De plus, l’absence de priorité donnée à l’environnement en Haïti, avec seulement 1 % du budget national alloué à ce secteur, a des conséquences graves et multidimensionnelles sur le pays parmi lesquelles :
- Déforestation accélérée
Haïti est confronté à un taux de déforestation alarmant, en grande partie dû à la coupe d’arbres pour produire du charbon de bois, principale source d’énergie pour la majorité des ménages. Le manque de financements pour des politiques de reforestation ou d’alternatives énergétiques durables aggrave cette situation. La déforestation entraîne aussi:
- L’érosion des sols : Le sol, privé de la couverture forestière, devient vulnérable à l’érosion, réduisant ainsi la fertilité des terres agricoles.
- L’augmentation des risques d’inondations et de glissements de terrain lors des pluies abondantes, exacerbées par le changement climatique.
- Dégradation des terres agricoles
La baisse de la qualité des sols due à la déforestation, l’érosion et le surpâturage affecte directement la productivité agricole. Les petits agriculteurs, majoritaires dans le pays, sont particulièrement touchés, ce qui compromet la sécurité alimentaire et accentue la pauvreté en milieu rural.
- Insuffisance de gestion des ressources en eau
Avec peu de fonds consacrés à la gestion de l’eau, les infrastructures hydrauliques (irrigation, captage des sources d’eau potable) sont insuffisantes ou mal entretenues. Cela mène à une pénurie d’eau dans plusieurs régions, affectant les cultures, le bétail, et même la disponibilité d’eau potable pour les populations.
- Vulnérabilité accrue face aux catastrophes naturelles
Haïti est l’un des pays les plus vulnérables aux ouragans, séismes et inondations. L’absence de mesures de prévention et de résilience liées à l’environnement, telles que la gestion des bassins versants ou la restauration des mangroves côtières, accroît l’impact de ces catastrophes sur les communautés.
- Santé publique compromise
La mauvaise gestion des déchets solides et des eaux usées, combinée à un accès limité à l’eau potable, entraîne la prolifération de maladies hydriques comme le choléra, la dysenterie, et d’autres maladies diarrhéiques, notamment dans les zones urbaines densément peuplées.
- Perte de biodiversité
Haïti possède une biodiversité unique, mais celle-ci est gravement menacée par la destruction des habitats naturels. Le manque de fonds pour la protection des parcs nationaux, des zones humides et des espèces endémiques contribue à l’extinction progressive d’espèces animales et végétales.
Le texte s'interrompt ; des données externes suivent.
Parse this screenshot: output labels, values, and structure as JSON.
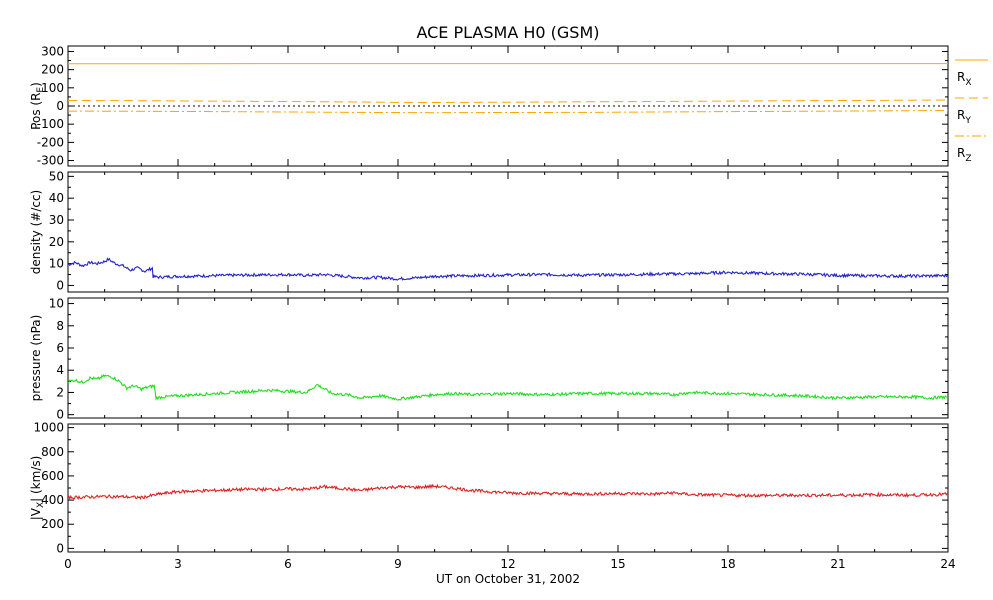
{
  "figure": {
    "title": "ACE PLASMA H0 (GSM)",
    "xlabel": "UT on October 31, 2002"
  },
  "chart_data": [
    {
      "type": "line",
      "id": "pos",
      "ylabel": "Pos (R",
      "ylabel_sub": "E",
      "ylabel_end": ")",
      "ylim": [
        -330,
        330
      ],
      "yticks": [
        300,
        200,
        100,
        0,
        -100,
        -200,
        -300
      ],
      "xlim": [
        0,
        24
      ],
      "zero_line": true,
      "series": [
        {
          "name": "R",
          "sub": "X",
          "color": "#ffa500",
          "dash": "none",
          "x": [
            0,
            3,
            6,
            9,
            12,
            15,
            18,
            21,
            24
          ],
          "values": [
            232,
            232,
            233,
            233,
            233,
            233,
            233,
            233,
            233
          ]
        },
        {
          "name": "R",
          "sub": "Y",
          "color": "#ffa500",
          "dash": "9,5",
          "x": [
            0,
            2,
            4,
            6,
            8,
            9,
            10,
            12,
            14,
            16,
            18,
            20,
            22,
            24
          ],
          "values": [
            30,
            29,
            27,
            25,
            22,
            20,
            19,
            21,
            23,
            25,
            27,
            29,
            31,
            33
          ]
        },
        {
          "name": "R",
          "sub": "Z",
          "color": "#ffa500",
          "dash": "9,3,2,3",
          "x": [
            0,
            2,
            4,
            6,
            8,
            10,
            12,
            14,
            16,
            18,
            20,
            22,
            24
          ],
          "values": [
            -28,
            -29,
            -31,
            -33,
            -35,
            -37,
            -36,
            -35,
            -33,
            -31,
            -29,
            -27,
            -25
          ]
        }
      ]
    },
    {
      "type": "line",
      "id": "density",
      "ylabel": "density (#/cc)",
      "ylim": [
        -3,
        52
      ],
      "yticks": [
        50,
        40,
        30,
        20,
        10,
        0
      ],
      "xlim": [
        0,
        24
      ],
      "series": [
        {
          "color": "#2222cc",
          "x": [
            0,
            0.2,
            0.4,
            0.6,
            0.8,
            1.0,
            1.1,
            1.3,
            1.5,
            1.7,
            1.9,
            2.1,
            2.3,
            2.32,
            2.5,
            3,
            3.5,
            4,
            5,
            6,
            6.5,
            7,
            8,
            8.5,
            9,
            9.5,
            10,
            11,
            12,
            13,
            14,
            15,
            16,
            17,
            18,
            19,
            20,
            21,
            22,
            23,
            24
          ],
          "values": [
            9.5,
            10.5,
            9,
            10.5,
            10,
            11,
            12,
            10,
            9,
            7,
            8,
            6.5,
            8,
            4,
            3.8,
            4.2,
            4.3,
            4.5,
            4.8,
            5,
            4.6,
            5,
            3.5,
            3.7,
            3,
            3.5,
            4.2,
            4.5,
            4.8,
            5,
            4.7,
            4.9,
            5.2,
            5.4,
            6,
            5.5,
            5.2,
            4.6,
            4.4,
            4.3,
            4.5
          ]
        }
      ]
    },
    {
      "type": "line",
      "id": "pressure",
      "ylabel": "pressure (nPa)",
      "ylim": [
        -0.3,
        10.5
      ],
      "yticks": [
        10,
        8,
        6,
        4,
        2,
        0
      ],
      "xlim": [
        0,
        24
      ],
      "series": [
        {
          "color": "#22dd22",
          "x": [
            0,
            0.2,
            0.4,
            0.6,
            0.8,
            1.0,
            1.2,
            1.4,
            1.6,
            1.8,
            2.0,
            2.2,
            2.35,
            2.4,
            2.6,
            3,
            3.5,
            4,
            4.5,
            5,
            5.5,
            6,
            6.5,
            6.8,
            7.2,
            7.6,
            8,
            8.5,
            9,
            9.5,
            10,
            10.5,
            11,
            12,
            13,
            14,
            15,
            16,
            16.5,
            17,
            18,
            19,
            20,
            21,
            22,
            23,
            23.5,
            24
          ],
          "values": [
            3.0,
            3.1,
            2.9,
            3.3,
            3.2,
            3.5,
            3.4,
            3.0,
            2.4,
            2.6,
            2.3,
            2.5,
            2.6,
            1.5,
            1.6,
            1.7,
            1.8,
            1.9,
            2.0,
            2.1,
            2.2,
            2.1,
            2.0,
            2.7,
            1.9,
            1.8,
            1.5,
            1.7,
            1.4,
            1.6,
            1.8,
            1.9,
            1.8,
            1.9,
            1.8,
            1.9,
            1.9,
            1.9,
            1.8,
            2.0,
            1.9,
            1.8,
            1.7,
            1.5,
            1.6,
            1.6,
            1.5,
            1.6
          ]
        }
      ]
    },
    {
      "type": "line",
      "id": "vx",
      "ylabel": "|V",
      "ylabel_sub": "X",
      "ylabel_end": "| (km/s)",
      "ylim": [
        -30,
        1030
      ],
      "yticks": [
        1000,
        800,
        600,
        400,
        200,
        0
      ],
      "xlim": [
        0,
        24
      ],
      "series": [
        {
          "color": "#dd2222",
          "x": [
            0,
            0.5,
            1,
            1.5,
            2,
            2.5,
            3,
            3.5,
            4,
            4.5,
            5,
            5.5,
            6,
            6.5,
            7,
            7.5,
            8,
            8.5,
            9,
            9.5,
            10,
            10.5,
            11,
            12,
            13,
            14,
            15,
            16,
            16.5,
            17,
            18,
            19,
            20,
            21,
            22,
            23,
            24
          ],
          "values": [
            420,
            425,
            430,
            428,
            420,
            450,
            470,
            475,
            480,
            485,
            490,
            488,
            492,
            490,
            510,
            495,
            480,
            500,
            510,
            505,
            515,
            500,
            480,
            460,
            455,
            450,
            455,
            450,
            460,
            445,
            440,
            438,
            440,
            440,
            445,
            440,
            450
          ]
        }
      ]
    }
  ]
}
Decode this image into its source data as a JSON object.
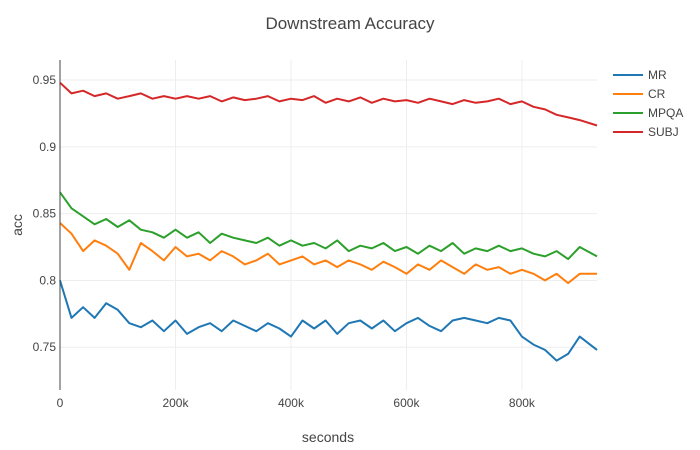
{
  "chart_data": {
    "type": "line",
    "title": "Downstream Accuracy",
    "xlabel": "seconds",
    "ylabel": "acc",
    "xlim": [
      0,
      930000
    ],
    "ylim": [
      0.718,
      0.965
    ],
    "x_ticks": [
      0,
      200000,
      400000,
      600000,
      800000
    ],
    "x_tick_labels": [
      "0",
      "200k",
      "400k",
      "600k",
      "800k"
    ],
    "y_ticks": [
      0.75,
      0.8,
      0.85,
      0.9,
      0.95
    ],
    "y_tick_labels": [
      "0.75",
      "0.8",
      "0.85",
      "0.9",
      "0.95"
    ],
    "grid": true,
    "legend_position": "top-right",
    "series": [
      {
        "name": "MR",
        "color": "#1f77b4",
        "x": [
          0,
          20000,
          40000,
          60000,
          80000,
          100000,
          120000,
          140000,
          160000,
          180000,
          200000,
          220000,
          240000,
          260000,
          280000,
          300000,
          320000,
          340000,
          360000,
          380000,
          400000,
          420000,
          440000,
          460000,
          480000,
          500000,
          520000,
          540000,
          560000,
          580000,
          600000,
          620000,
          640000,
          660000,
          680000,
          700000,
          720000,
          740000,
          760000,
          780000,
          800000,
          820000,
          840000,
          860000,
          880000,
          900000,
          930000
        ],
        "values": [
          0.8,
          0.772,
          0.78,
          0.772,
          0.783,
          0.778,
          0.768,
          0.765,
          0.77,
          0.762,
          0.77,
          0.76,
          0.765,
          0.768,
          0.762,
          0.77,
          0.766,
          0.762,
          0.768,
          0.764,
          0.758,
          0.77,
          0.764,
          0.77,
          0.76,
          0.768,
          0.77,
          0.764,
          0.77,
          0.762,
          0.768,
          0.772,
          0.766,
          0.762,
          0.77,
          0.772,
          0.77,
          0.768,
          0.772,
          0.77,
          0.758,
          0.752,
          0.748,
          0.74,
          0.745,
          0.758,
          0.748
        ]
      },
      {
        "name": "CR",
        "color": "#ff7f0e",
        "x": [
          0,
          20000,
          40000,
          60000,
          80000,
          100000,
          120000,
          140000,
          160000,
          180000,
          200000,
          220000,
          240000,
          260000,
          280000,
          300000,
          320000,
          340000,
          360000,
          380000,
          400000,
          420000,
          440000,
          460000,
          480000,
          500000,
          520000,
          540000,
          560000,
          580000,
          600000,
          620000,
          640000,
          660000,
          680000,
          700000,
          720000,
          740000,
          760000,
          780000,
          800000,
          820000,
          840000,
          860000,
          880000,
          900000,
          930000
        ],
        "values": [
          0.843,
          0.835,
          0.822,
          0.83,
          0.826,
          0.82,
          0.808,
          0.828,
          0.822,
          0.815,
          0.825,
          0.818,
          0.82,
          0.815,
          0.822,
          0.818,
          0.812,
          0.815,
          0.82,
          0.812,
          0.815,
          0.818,
          0.812,
          0.815,
          0.81,
          0.815,
          0.812,
          0.808,
          0.814,
          0.81,
          0.805,
          0.812,
          0.808,
          0.815,
          0.81,
          0.805,
          0.812,
          0.808,
          0.81,
          0.805,
          0.808,
          0.805,
          0.8,
          0.805,
          0.798,
          0.805,
          0.805
        ]
      },
      {
        "name": "MPQA",
        "color": "#2ca02c",
        "x": [
          0,
          20000,
          40000,
          60000,
          80000,
          100000,
          120000,
          140000,
          160000,
          180000,
          200000,
          220000,
          240000,
          260000,
          280000,
          300000,
          320000,
          340000,
          360000,
          380000,
          400000,
          420000,
          440000,
          460000,
          480000,
          500000,
          520000,
          540000,
          560000,
          580000,
          600000,
          620000,
          640000,
          660000,
          680000,
          700000,
          720000,
          740000,
          760000,
          780000,
          800000,
          820000,
          840000,
          860000,
          880000,
          900000,
          930000
        ],
        "values": [
          0.866,
          0.854,
          0.848,
          0.842,
          0.846,
          0.84,
          0.845,
          0.838,
          0.836,
          0.832,
          0.838,
          0.832,
          0.836,
          0.828,
          0.835,
          0.832,
          0.83,
          0.828,
          0.832,
          0.826,
          0.83,
          0.826,
          0.828,
          0.824,
          0.83,
          0.822,
          0.826,
          0.824,
          0.828,
          0.822,
          0.825,
          0.82,
          0.826,
          0.822,
          0.828,
          0.82,
          0.824,
          0.822,
          0.826,
          0.822,
          0.824,
          0.82,
          0.818,
          0.822,
          0.816,
          0.825,
          0.818
        ]
      },
      {
        "name": "SUBJ",
        "color": "#d62728",
        "x": [
          0,
          20000,
          40000,
          60000,
          80000,
          100000,
          120000,
          140000,
          160000,
          180000,
          200000,
          220000,
          240000,
          260000,
          280000,
          300000,
          320000,
          340000,
          360000,
          380000,
          400000,
          420000,
          440000,
          460000,
          480000,
          500000,
          520000,
          540000,
          560000,
          580000,
          600000,
          620000,
          640000,
          660000,
          680000,
          700000,
          720000,
          740000,
          760000,
          780000,
          800000,
          820000,
          840000,
          860000,
          880000,
          900000,
          930000
        ],
        "values": [
          0.948,
          0.94,
          0.942,
          0.938,
          0.94,
          0.936,
          0.938,
          0.94,
          0.936,
          0.938,
          0.936,
          0.938,
          0.936,
          0.938,
          0.934,
          0.937,
          0.935,
          0.936,
          0.938,
          0.934,
          0.936,
          0.935,
          0.938,
          0.933,
          0.936,
          0.934,
          0.937,
          0.933,
          0.936,
          0.934,
          0.935,
          0.933,
          0.936,
          0.934,
          0.932,
          0.935,
          0.933,
          0.934,
          0.936,
          0.932,
          0.934,
          0.93,
          0.928,
          0.924,
          0.922,
          0.92,
          0.916
        ]
      }
    ]
  }
}
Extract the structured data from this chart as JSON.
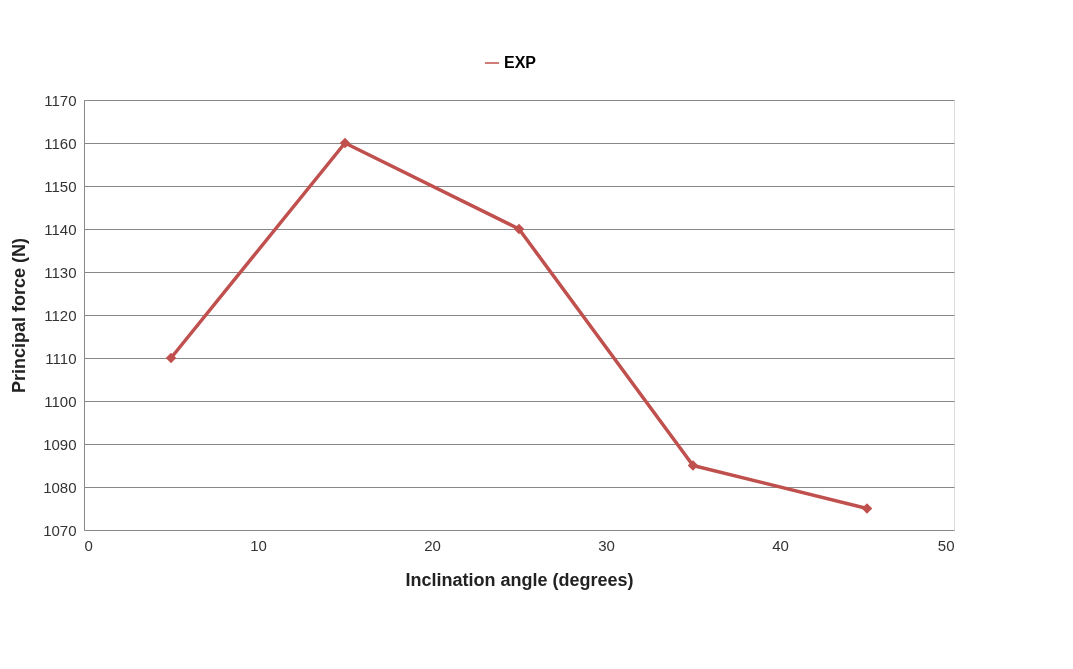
{
  "chart_data": {
    "type": "line",
    "x": [
      5,
      15,
      25,
      35,
      45
    ],
    "series": [
      {
        "name": "EXP",
        "color": "#c0504d",
        "values": [
          1110,
          1160,
          1140,
          1085,
          1075
        ]
      }
    ],
    "xlabel": "Inclination angle (degrees)",
    "ylabel": "Principal force (N)",
    "xlim": [
      0,
      50
    ],
    "xticks": [
      0,
      10,
      20,
      30,
      40,
      50
    ],
    "ylim": [
      1070,
      1170
    ],
    "yticks": [
      1070,
      1080,
      1090,
      1100,
      1110,
      1120,
      1130,
      1140,
      1150,
      1160,
      1170
    ],
    "grid": "y",
    "legend": "top",
    "marker": "diamond",
    "line_style": "solid"
  }
}
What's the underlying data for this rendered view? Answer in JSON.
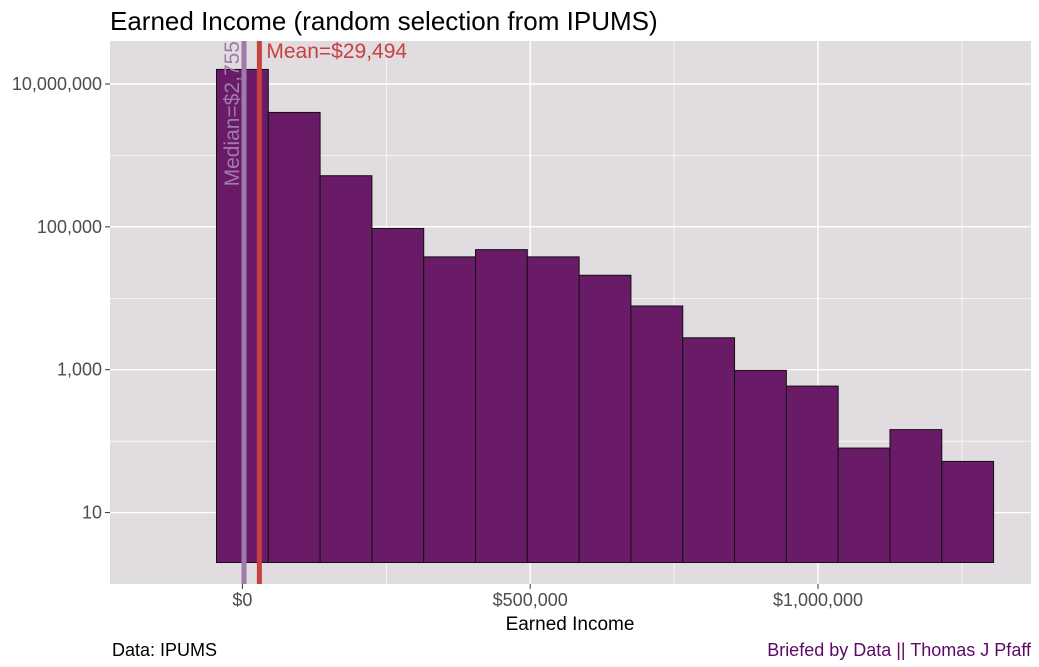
{
  "chart_data": {
    "type": "bar",
    "title": "Earned Income (random selection from IPUMS)",
    "xlabel": "Earned Income",
    "ylabel": "",
    "y_scale": "log10",
    "ylim": [
      1,
      40000000
    ],
    "xlim": [
      -230000,
      1370000
    ],
    "x_ticks": [
      0,
      500000,
      1000000
    ],
    "x_tick_labels": [
      "$0",
      "$500,000",
      "$1,000,000"
    ],
    "y_ticks": [
      10,
      1000,
      100000,
      10000000
    ],
    "y_tick_labels": [
      "10",
      "1,000",
      "100,000",
      "10,000,000"
    ],
    "grid": true,
    "bin_width": 90000,
    "bins": [
      {
        "x_start": -45000,
        "x_end": 45000,
        "count": 16000000
      },
      {
        "x_start": 45000,
        "x_end": 135000,
        "count": 4000000
      },
      {
        "x_start": 135000,
        "x_end": 225000,
        "count": 520000
      },
      {
        "x_start": 225000,
        "x_end": 315000,
        "count": 95000
      },
      {
        "x_start": 315000,
        "x_end": 405000,
        "count": 38000
      },
      {
        "x_start": 405000,
        "x_end": 495000,
        "count": 48000
      },
      {
        "x_start": 495000,
        "x_end": 585000,
        "count": 38000
      },
      {
        "x_start": 585000,
        "x_end": 675000,
        "count": 21000
      },
      {
        "x_start": 675000,
        "x_end": 765000,
        "count": 7800
      },
      {
        "x_start": 765000,
        "x_end": 855000,
        "count": 2800
      },
      {
        "x_start": 855000,
        "x_end": 945000,
        "count": 980
      },
      {
        "x_start": 945000,
        "x_end": 1035000,
        "count": 590
      },
      {
        "x_start": 1035000,
        "x_end": 1125000,
        "count": 80
      },
      {
        "x_start": 1125000,
        "x_end": 1215000,
        "count": 145
      },
      {
        "x_start": 1215000,
        "x_end": 1305000,
        "count": 52
      }
    ],
    "reference_lines": [
      {
        "label": "Median=$2,755",
        "value": 2755,
        "color": "#9e7bab"
      },
      {
        "label": "Mean=$29,494",
        "value": 29494,
        "color": "#c8403f"
      }
    ],
    "bar_color": "#6a1b68",
    "panel_color": "#e0dcdf"
  },
  "caption_left": "Data: IPUMS",
  "caption_right": "Briefed by Data || Thomas J Pfaff"
}
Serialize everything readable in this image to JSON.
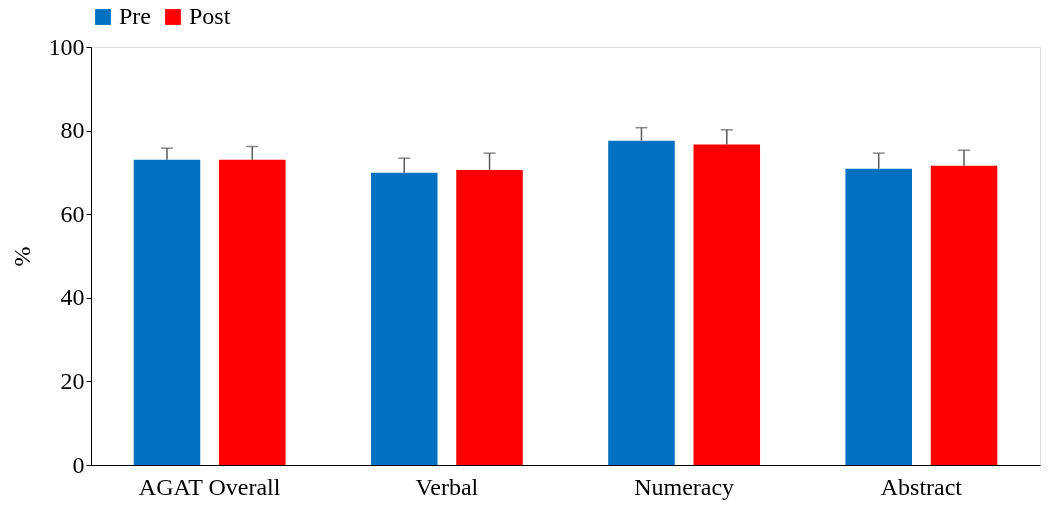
{
  "chart_data": {
    "type": "bar",
    "ylabel": "%",
    "categories": [
      "AGAT Overall",
      "Verbal",
      "Numeracy",
      "Abstract"
    ],
    "series": [
      {
        "name": "Pre",
        "color": "#0070c0",
        "values": [
          73.0,
          69.9,
          77.6,
          70.9
        ],
        "errors": [
          [
            73.0,
            75.8
          ],
          [
            69.9,
            73.4
          ],
          [
            77.6,
            80.7
          ],
          [
            70.9,
            74.6
          ]
        ]
      },
      {
        "name": "Post",
        "color": "#ff0000",
        "values": [
          73.0,
          70.6,
          76.7,
          71.6
        ],
        "errors": [
          [
            73.0,
            76.2
          ],
          [
            70.6,
            74.6
          ],
          [
            76.7,
            80.2
          ],
          [
            71.6,
            75.3
          ]
        ]
      }
    ],
    "ylim": [
      0,
      100
    ],
    "yticks": [
      0,
      20,
      40,
      60,
      80,
      100
    ],
    "grid": false,
    "legend": "top"
  }
}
- Impact économique négatif
La dégradation de l’environnement affecte directement des secteurs économiques clés tels que l’agriculture, la pêche, et même le tourisme. La perte de biodiversité et la dégradation des paysages naturels peuvent diminuer l’attractivité du pays pour le tourisme écologique.
En conclusion, l’absence de priorité donnée à l’environnement en Haïti ne fait qu’aggraver la vulnérabilité du pays aux crises économiques, sanitaires et climatiques. Un engagement plus ferme et des financements accrus sont essentiels pour inverser cette tendance et promouvoir un développement durable.